The enormity of India’s TB burden – which remains the highest in the world – combined with the speed of the scale-up and the passionate commitment of those involved created a heady environment that proved irresistible to Tonsing. Before long, she left psychiatry behind to work on the front lines of India's tuberculosis fight with legendary figures, such Dr GR Khatri, then head of the RNTCP, and Dr Thomas R Frieden, a WHO Medical Officer who is today Director of the US Centers for Disease Control and Prevention (CDC).
Since then, tuberculosis has been the focus of Tonsing’s career, which has taken her to The Philippines, where she managed a project for WHO, and to Cambodia, where she worked with Family Health International, as well as to other posts.
When she accepted the position as Director of The Union South-East Asia Office (USEA) in New Delhi late last year, her chosen path brought her back to her native India for the first time in a decade.
There she has found that despite the extraordinary progress made by the RNTCP, tuberculosis is still one of India’s most formidable public health foes. The numbers remain staggering – 1.9 million new cases a year, 1.2 million co-infected with TB and HIV and deeply troubling rates of drug-resistance that contribute to more than 1,000 deaths every day.
“More than a third of the estimated TB cases in India are still unable to access the RNTCP’s services, which amounts to hundreds of thousands of so-called ‘missing cases’, she says. “This is just not acceptable. We can not beat TB this way.”
One positive change she has observed is a great increase in the number of NGOs and other types of organisations involved in TB – and The Union’s own Project Axshya is an outstanding example of this kind of expanded stakeholder network. Led by USEA and 9 partner organisations, the Global Fund-supported Axshya fans out across 300 districts through some 1,500 smaller groups and an army of volunteers to bring TB information and quality services to marginalised and at-risk people. The project has reached 750 million people over the past four years.
“The kind of community engagement and decentralisation that The Union has modeled though Axshya is essential”, says Tonsing. "Before it was just the government and WHO. Now there are many more players, and that is good, because the government can do many things – but it can't do everything".

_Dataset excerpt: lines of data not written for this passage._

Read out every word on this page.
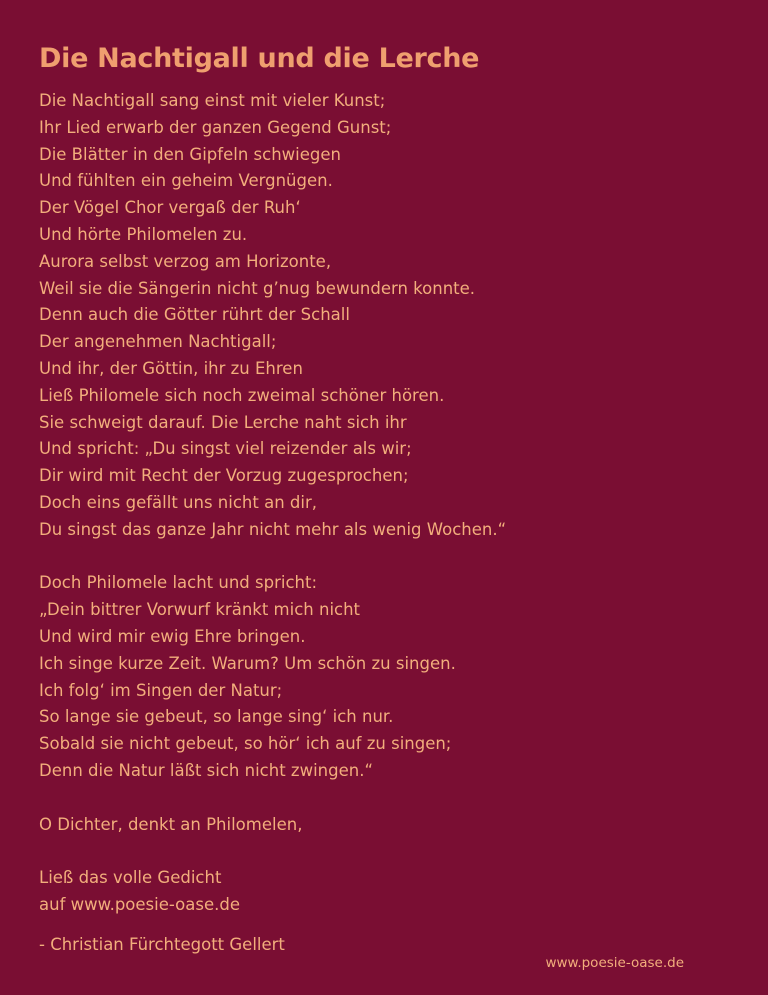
Die Nachtigall und die Lerche
Die Nachtigall sang einst mit vieler Kunst;
Ihr Lied erwarb der ganzen Gegend Gunst;
Die Blätter in den Gipfeln schwiegen
Und fühlten ein geheim Vergnügen.
Der Vögel Chor vergaß der Ruh‘
Und hörte Philomelen zu.
Aurora selbst verzog am Horizonte,
Weil sie die Sängerin nicht g’nug bewundern konnte.
Denn auch die Götter rührt der Schall
Der angenehmen Nachtigall;
Und ihr, der Göttin, ihr zu Ehren
Ließ Philomele sich noch zweimal schöner hören.
Sie schweigt darauf. Die Lerche naht sich ihr
Und spricht: „Du singst viel reizender als wir;
Dir wird mit Recht der Vorzug zugesprochen;
Doch eins gefällt uns nicht an dir,
Du singst das ganze Jahr nicht mehr als wenig Wochen.“
Doch Philomele lacht und spricht:
„Dein bittrer Vorwurf kränkt mich nicht
Und wird mir ewig Ehre bringen.
Ich singe kurze Zeit. Warum? Um schön zu singen.
Ich folg‘ im Singen der Natur;
So lange sie gebeut, so lange sing‘ ich nur.
Sobald sie nicht gebeut, so hör‘ ich auf zu singen;
Denn die Natur läßt sich nicht zwingen.“
O Dichter, denkt an Philomelen,
Ließ das volle Gedicht
auf www.poesie-oase.de
- Christian Fürchtegott Gellert
www.poesie-oase.de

How to lower India’s incidence rates? How to bring down mortality? These are the questions that Tonsing and her USEA team, as well as stakeholders at every level of society, have dedicated themselves to answer.
“The global TB community has committed to reducing TB deaths by 90 percent by 2035”, says Tonsing. “We want to be at the forefront of showing that India can achieve this. The Union has a strong, experienced team, and we know TB inside out, so given the needed resources and the passion and knowledge that have brought us this far, I believe we will”.